Abstract

Abstract Alongside Toonooba (the Fitzroy River) in central Queensland, a series of Aboriginal flood markers are embedded within the earth, commanding attention to the river that flows on one side and the colonial infrastructure of Rockhampton that lies on the other. The flood markers are part of an arts project commissioned by the Queensland Government in 2013 to mark Rockhampton’s history and its relationship to the river. The flood markers, named Honouring Land Connections, assert Indigenous voices into discourses of place, particularly discourses about the significance of rivers on Country. This article explores how art represents wider socio-cultural and politicised contexts of Indigenous and non-Indigenous discourse. The authors discuss the artworks as a form of social action that signifies Rockhampton as an Indigenous space with a history that cannot be neatly divided into three time periods.
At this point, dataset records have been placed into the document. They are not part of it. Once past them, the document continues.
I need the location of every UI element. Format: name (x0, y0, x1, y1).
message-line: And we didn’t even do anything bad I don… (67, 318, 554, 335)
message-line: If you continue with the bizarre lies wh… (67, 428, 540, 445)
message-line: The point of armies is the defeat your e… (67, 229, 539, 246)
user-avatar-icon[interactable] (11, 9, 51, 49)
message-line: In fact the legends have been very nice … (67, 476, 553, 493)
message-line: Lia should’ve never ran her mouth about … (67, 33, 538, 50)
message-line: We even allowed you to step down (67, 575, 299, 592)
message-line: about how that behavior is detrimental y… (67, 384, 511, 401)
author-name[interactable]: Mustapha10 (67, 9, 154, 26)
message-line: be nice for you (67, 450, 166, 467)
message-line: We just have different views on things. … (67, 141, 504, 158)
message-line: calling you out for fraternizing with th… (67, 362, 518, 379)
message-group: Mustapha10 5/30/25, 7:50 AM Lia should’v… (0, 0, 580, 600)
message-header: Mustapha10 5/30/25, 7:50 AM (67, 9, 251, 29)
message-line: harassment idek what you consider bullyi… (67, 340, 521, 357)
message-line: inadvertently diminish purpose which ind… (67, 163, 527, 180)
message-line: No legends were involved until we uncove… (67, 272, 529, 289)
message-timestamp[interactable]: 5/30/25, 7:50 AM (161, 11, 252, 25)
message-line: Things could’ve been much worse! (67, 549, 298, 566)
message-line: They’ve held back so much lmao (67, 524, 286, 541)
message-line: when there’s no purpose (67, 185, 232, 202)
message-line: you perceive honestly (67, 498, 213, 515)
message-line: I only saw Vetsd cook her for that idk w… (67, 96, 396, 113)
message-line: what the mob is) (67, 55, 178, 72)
Any suggestion that Honouring Land Connections represents Rockhampton’s precolonial period disregards Indigenous people’s ongoing connections with and responsibilities for Country. The artworks signify contested spaces, places and knowledge of Country, culture, and waterways. Honouring Land Connections maintains cultural connections and speaks back to White preconceptions of Indigeneity. The artists wage war on the selective readings and colonial amnesia in Australia to directly challenge notions of terra nullius and intellectual nullius. This article shows how art can facilitate interaction through which Aboriginal artists can affirm, negotiate, share, and explore their identities while challenging dominant Eurocentric preconceptions of place and identity.